L’Inde s’est distinguée pendant de longues années dans la confection d’affiches de films peintes à la main. Cet art particulier, qui se juxtaposait directement aux sorties de films, a connu un âge d’or jusque dans les années 80 mais s’est peu à peu éteint avec l’avènement de l’affiche photographique et le développement des logiciels informatiques de traitement de l’image. Habillant jusqu’au milieu des années 90 les mégalopoles asiatiques (la Thaïlande étant elle aussi l’un des derniers grands pays adepte de l’affiche peinte), la disparition des ces œuvres d’art a dramatiquement modifié le paysage urbain de ces pays. C’est malheureusement toute une tradition qui a décliné au cours de ces 20 dernières années. Seul le Myanmar semble être aujourd’hui l’un des derniers pays de cinéma à pratiquer cet art populaire et impressionnant.
Ces affiches (parfois de tailles monumentales) n’ont pas eu la chance d’avoir un mode de conservation digne du travail et du savoir-faire qui ont été nécessaire pour leur confection. Déjà que la conservation des films pose problème … le matériel promotionnel arrive alors en second plan. Certaines moisissent dans les caves des vieux studios ou des vieux cinémas. D’autres font le bonheur de collectionneurs chanceux et avertis.
Le métier de peintre d’affiches était un métier à part entière. S’il a presque totalement disparu aujourd’hui, certains artistes persistent à le faire perdurer tant bien que mal. C’est le cas de Suresh Sandal et de son fils Sushant qui parcourent le monde afin de faire connaître ce qu’il reste de cette tradition. De passage en France lors d’événements consacrant les cinémas indiens sous toutes leurs formes populaires (HKmania a pu les rencontrer lors du 14ème Festival Cinémas & Cultures d’Asie de Lyon en 2008), le duo présente régulièrement des performances dans lesquels ils se consacrent à la peinture.
Suresh Sandal est natif de Secunderabad dans l’Etat de Andra Pradesh dans le Sud du pays. Son père Kannaiah Sandal travaillait déjà dans la confection de poster en noir et blanc pour promouvoir les films du Sud à Hyderabad.

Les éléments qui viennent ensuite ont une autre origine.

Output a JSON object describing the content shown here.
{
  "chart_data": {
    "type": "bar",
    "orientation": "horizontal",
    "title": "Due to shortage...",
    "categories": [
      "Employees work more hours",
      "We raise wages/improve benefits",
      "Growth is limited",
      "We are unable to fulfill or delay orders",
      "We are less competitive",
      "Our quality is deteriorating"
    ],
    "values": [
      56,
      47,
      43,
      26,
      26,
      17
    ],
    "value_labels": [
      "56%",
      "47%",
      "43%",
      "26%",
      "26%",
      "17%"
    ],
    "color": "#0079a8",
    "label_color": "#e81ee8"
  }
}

C’est à la mort de son père que Suresh Sandal, il n’a que 17 ans à ce moment là, quittera le foyer pour s’installer à Mumbai pour reprendre l’héritage graphique laissé par son père. Et c’est à Mumbai, capitale indienne en ce qui concerne l’Entertainment dans le Nord du pays, qu’il deviendra l’un des peintres à succès dans le domaine de la publicité de films pour les grandes majors de la ville. Durant les années 70, il va grimper les échelons un à un (d’abord assistant au Jyoti Studio, V2 studio et au Soora Modi’s studio) il va créer en 1976 le studio Rangshalla pour lequel il va peindre des affiches de films et autres affiches publicitaires.
Alors que le métier de peintre d’affiches périclite durant les années 80, Suresh Sandal va se réorienter dans le cinéma d’animation de 1985 à 1992. Même si la concurrence japonaise, chinoise et coréenne laisse peu de place aux artistes indiens pour s’exprimer et s’exporter, force est de constater que depuis une dizaine d’années l’Inde progresse tout de même énormément dans le domaine avec toute une galerie de personnages mythologiques à animer (Hanuman, Bal Ganesh et Ghatothkach traduisent parfaitement le dynamisme actuel). De 1992 à 2005, Suresh Sandal retrouve ses premières amours de peintre d’affiches pour le bénéfice de Sureshbhai Arts. Il parcourt aujourd’hui le monde afin de faire partager sa passion et présenter ce qu’il reste d’un métier en voie de disparition qui a marqué durablement le paysage urbain des grandes villes d’Asie du Sud et d’Asie du Sud-Est (exhibitions au « Centre de la Danse » de Pantin en 2006, au « Bombayser de Lille » – Lille 3000 en 2006, au Namastey Trafalgar square festival de Londres en 2007 et au 14ème Festival Cinémas & Cultures d’Asie de Lyon en 2008).
35 années de métiers n’ont pas entachées la passion de ce grand monsieur qui a passé, à son tour, le flambeau à son fils Sushant Sandal. Ce dernier officie actuellement lui aussi dans le domaine de la peinture d’affiches et dans l’animation. Les quelques peintures présentées dans cet article ont été peintes par Suresh Sandal et envoyées tout spécialement pour les lecteurs d’HKmania.
Avec la disparition de cet art populaire, c’est aussi la mort d’un cinéma spontané et encore vierge (en partie) des codes cinématographiques occidentaux qui va perdre en puissance.